Former Safelite Tech Claims Overtime Pay Suits are “Materially Different”
February 6, 2012
by Katie Hodge O'Mara, email@example.com
A former California Safelite technician has filed court documents alleging that his case and another pending case against the company related to overtime pay “are materially different,” according to court documents.
The filing by counsel for Demetriot Lewis, a former San Francisco-based technician, was made in response to a notice filed by Safelite claiming that, “depending upon the outcome of the Perez matter (including the outcome of any appeal of the denial of class certification), some coordination of these matters might be necessary to avoid conflicts, conserve resources and promote an efficient determination of the actions.”
However, Lewis claims that the, “district court’s denial of class certification in Perez has no bearing on Plaintiff’s right to seek or ability to obtain certification of his class action claims in this case.”
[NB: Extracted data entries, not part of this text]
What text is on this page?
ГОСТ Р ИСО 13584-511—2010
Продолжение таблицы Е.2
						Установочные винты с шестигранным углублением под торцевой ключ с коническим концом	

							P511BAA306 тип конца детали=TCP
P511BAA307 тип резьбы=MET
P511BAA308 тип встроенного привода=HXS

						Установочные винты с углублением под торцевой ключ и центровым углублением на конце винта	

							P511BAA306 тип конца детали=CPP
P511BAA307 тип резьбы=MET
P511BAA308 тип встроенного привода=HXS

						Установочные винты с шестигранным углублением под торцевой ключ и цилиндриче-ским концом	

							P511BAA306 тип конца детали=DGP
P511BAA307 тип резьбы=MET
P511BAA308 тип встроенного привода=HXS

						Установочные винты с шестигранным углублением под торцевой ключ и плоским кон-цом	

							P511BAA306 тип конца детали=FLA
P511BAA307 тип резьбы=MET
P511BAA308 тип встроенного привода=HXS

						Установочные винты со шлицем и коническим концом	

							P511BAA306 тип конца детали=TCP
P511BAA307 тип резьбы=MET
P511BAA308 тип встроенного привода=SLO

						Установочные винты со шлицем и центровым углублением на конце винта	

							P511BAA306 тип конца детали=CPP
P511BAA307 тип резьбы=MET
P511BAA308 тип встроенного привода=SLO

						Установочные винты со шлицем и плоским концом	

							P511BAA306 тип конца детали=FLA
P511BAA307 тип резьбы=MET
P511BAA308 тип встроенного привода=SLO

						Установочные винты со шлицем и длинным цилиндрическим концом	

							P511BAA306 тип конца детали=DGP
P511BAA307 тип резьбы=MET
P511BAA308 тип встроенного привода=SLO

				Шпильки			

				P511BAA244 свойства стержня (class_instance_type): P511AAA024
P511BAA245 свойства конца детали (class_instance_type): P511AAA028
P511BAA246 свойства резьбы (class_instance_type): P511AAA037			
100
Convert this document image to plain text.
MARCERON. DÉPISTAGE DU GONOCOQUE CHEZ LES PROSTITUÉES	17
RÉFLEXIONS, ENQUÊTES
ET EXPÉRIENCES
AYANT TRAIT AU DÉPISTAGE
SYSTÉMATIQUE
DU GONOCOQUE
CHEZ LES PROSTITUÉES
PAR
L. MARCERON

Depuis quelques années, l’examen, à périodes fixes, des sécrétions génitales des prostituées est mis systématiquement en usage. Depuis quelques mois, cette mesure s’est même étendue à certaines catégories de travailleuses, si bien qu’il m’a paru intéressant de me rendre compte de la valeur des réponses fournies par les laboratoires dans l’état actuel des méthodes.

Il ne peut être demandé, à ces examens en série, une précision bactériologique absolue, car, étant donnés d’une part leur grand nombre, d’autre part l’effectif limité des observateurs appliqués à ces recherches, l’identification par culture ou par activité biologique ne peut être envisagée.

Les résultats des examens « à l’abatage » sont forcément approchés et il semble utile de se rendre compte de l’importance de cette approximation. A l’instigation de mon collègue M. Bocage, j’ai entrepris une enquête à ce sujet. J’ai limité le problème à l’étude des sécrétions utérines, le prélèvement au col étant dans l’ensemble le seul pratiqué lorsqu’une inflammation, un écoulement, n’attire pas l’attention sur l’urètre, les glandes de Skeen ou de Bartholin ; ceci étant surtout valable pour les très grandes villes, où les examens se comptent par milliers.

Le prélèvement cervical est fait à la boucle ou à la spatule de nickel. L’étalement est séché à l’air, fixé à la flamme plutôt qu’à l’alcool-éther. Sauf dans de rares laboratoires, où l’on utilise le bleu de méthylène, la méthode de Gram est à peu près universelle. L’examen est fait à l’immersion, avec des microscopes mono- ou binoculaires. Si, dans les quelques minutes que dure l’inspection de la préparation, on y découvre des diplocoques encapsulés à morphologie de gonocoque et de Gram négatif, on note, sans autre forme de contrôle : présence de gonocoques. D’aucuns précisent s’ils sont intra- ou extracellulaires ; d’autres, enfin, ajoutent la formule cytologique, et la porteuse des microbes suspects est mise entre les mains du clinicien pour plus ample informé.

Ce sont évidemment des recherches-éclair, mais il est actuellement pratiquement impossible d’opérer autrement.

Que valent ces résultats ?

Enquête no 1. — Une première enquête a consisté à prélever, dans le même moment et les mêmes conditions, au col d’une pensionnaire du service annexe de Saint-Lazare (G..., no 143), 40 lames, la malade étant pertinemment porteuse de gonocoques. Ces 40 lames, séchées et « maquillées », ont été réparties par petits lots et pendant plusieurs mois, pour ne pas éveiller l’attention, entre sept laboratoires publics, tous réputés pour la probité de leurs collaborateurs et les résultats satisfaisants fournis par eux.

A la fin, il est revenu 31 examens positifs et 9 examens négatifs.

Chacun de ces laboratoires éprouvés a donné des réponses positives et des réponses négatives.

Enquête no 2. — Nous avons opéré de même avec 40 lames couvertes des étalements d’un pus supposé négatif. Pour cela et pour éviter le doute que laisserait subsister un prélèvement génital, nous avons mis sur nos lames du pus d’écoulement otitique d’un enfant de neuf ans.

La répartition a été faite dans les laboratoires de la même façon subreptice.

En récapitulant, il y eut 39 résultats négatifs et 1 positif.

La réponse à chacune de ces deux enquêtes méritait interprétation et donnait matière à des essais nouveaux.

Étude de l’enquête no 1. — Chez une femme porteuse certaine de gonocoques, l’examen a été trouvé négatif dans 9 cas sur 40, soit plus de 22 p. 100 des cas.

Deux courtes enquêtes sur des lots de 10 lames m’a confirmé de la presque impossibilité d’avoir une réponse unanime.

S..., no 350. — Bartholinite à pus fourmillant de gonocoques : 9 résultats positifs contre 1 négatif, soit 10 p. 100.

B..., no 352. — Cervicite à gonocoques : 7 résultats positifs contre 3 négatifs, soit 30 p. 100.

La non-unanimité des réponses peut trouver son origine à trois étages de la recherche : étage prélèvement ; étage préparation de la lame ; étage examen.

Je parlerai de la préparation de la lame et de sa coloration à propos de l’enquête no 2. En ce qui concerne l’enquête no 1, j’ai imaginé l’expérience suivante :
Among other differences, Lewis cites his claim that technicians are required to have and are not reimbursed for GPS units. Lewis goes on to cite his claims that “the workload of technicians effectively prevented them from taking a duty free meal period of 30 minutes” and that “supervisors created or forced employees to create records purporting to reflect that employees had taken a 30-minute meal period.”
According to Lewis, this differs from Perez’s claims that employees were automatically clocked out for one hour on every shift whether or not they actually took a meal period.
The court has not yet ruled on Safelite’s request.
Lewis, an auto glass technician who worked for Safelite for approximately eight months in 2012, filed a class action suit against the company alleging that he is owed overtime pay for hours not counted in his work day. The suit was filed on November 14 in the U.S. District Court for the Northern District of California. Lewis alleges that he was not paid for all of the hours he worked. He says that though the company sometimes paid him time and a half based on his $12 hourly rate of pay, the company did not factor the repair incentives that he sometimes received into the time-and-a-half rate.